Implications for Regenerative Medicine and Beyond
- Anatomical Compiler (Long-Term Goal): A system that translates a desired anatomical form into a set of stimuli that will guide cells to build it. This would revolutionize medicine by enabling the regeneration of limbs, organs, and potentially reversing aging.
- Somatic Psychiatry: Treating diseases by targeting the goal-directed behavior of cell collectives, rather than micromanaging at the molecular level.
- Understanding and Controlling Collective Intelligence: Developing a science to predict and manipulate the goals of complex systems (cells, swarms, AI). This is crucial for both biology and artificial systems.
- Ethical Considerations: Challenging binary distinctions (natural vs. artificial, living vs. non-living, human vs. non-human). Expanding our understanding of cognition to include diverse forms of intelligence.
Evolution and the Nature of Intelligence
- General phenomenon: evolution is probably quite ubiquitous because it stems from: heredity, heredity-error, competition.
- Evolution doesn’t create solutions to specific problems; it creates machines that can solve problems in various spaces (anatomical, chemical, behavioral).

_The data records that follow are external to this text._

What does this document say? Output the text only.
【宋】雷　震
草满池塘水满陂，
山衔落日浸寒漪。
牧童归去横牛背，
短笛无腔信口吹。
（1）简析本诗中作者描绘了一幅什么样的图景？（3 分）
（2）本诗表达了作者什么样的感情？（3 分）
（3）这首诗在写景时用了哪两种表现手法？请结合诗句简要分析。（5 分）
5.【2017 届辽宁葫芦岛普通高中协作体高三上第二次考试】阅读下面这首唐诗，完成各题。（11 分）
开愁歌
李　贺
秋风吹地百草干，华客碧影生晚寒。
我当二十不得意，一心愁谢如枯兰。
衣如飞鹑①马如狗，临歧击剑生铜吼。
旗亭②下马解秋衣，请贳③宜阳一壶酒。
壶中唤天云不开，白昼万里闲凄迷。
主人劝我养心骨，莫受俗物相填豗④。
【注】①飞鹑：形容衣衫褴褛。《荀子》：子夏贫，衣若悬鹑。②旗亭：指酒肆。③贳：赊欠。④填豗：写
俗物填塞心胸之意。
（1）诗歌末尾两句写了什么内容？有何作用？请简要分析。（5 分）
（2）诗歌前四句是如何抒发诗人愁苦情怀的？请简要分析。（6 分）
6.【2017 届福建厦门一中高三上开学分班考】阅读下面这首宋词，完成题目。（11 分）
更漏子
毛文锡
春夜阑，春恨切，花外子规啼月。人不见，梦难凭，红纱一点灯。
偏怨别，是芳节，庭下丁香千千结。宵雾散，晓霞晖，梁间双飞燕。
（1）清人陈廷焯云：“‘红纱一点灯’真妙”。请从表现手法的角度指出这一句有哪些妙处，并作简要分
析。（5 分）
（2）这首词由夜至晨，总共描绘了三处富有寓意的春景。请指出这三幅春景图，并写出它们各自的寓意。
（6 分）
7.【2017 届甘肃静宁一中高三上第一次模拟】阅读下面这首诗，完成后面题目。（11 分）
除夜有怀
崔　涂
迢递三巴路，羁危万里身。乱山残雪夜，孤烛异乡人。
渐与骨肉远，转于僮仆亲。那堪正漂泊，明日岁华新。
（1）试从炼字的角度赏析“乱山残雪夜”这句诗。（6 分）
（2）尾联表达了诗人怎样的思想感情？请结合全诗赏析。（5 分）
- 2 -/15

- Even simple organisms may have a basic sense of agency, driven by the need to model themselves and their environment under energy constraints. The belief in free will may be a consequence of self-constructing systems.
- Unconventional Cognition: Recognizing and studying intelligence in systems that don’t fit traditional categories (plants, slime molds, synthetic organisms).
Key Metaphors and Analogies
- Dogs vs. Legos: Building with “agential materials” (dogs) is different from building with passive materials (Legos). Agential materials have their own goals and require training/persuasion, but they are also more resilient.
- The collective behavior of cells is like an orchestra, where the “music” (the emergent behavior) is the “dictator,” not any individual instrument (cell).
- Higher levels in the competency architecture “bend” the option space for lower levels, guiding their behavior without direct control. Analogy to relativity.
- Gap junctions create a shared cognitive space, blurring the boundaries between individual cells.
Concise Definitions (Some from Levin, some inferred)
- Agential Material: A material with its own goals, preferences, and some level of autonomy (e.g., cells).
- Target Morphology: The “ideal” body plan that a regenerating system strives to achieve.
- Cognitive Light Cone: The boundary of the largest goal a system can work towards, in space and time.
- Anatomical Compiler: A future system to design and build organisms by specifying their desired form.
- Ioniceutical: and intervention or agent which interacts directly with the bioelectrical state, perhaps through an ION channel, so that the anatomy may be guided in this manner.
- Software 2.0: A programming paradigm where, instead of writing explicit code, you train a system (like a neural network) to achieve a desired outcome. Analogous to training cells.
- Teleophobia: being wary of falsely attributing traits such as intelligence and intention onto something.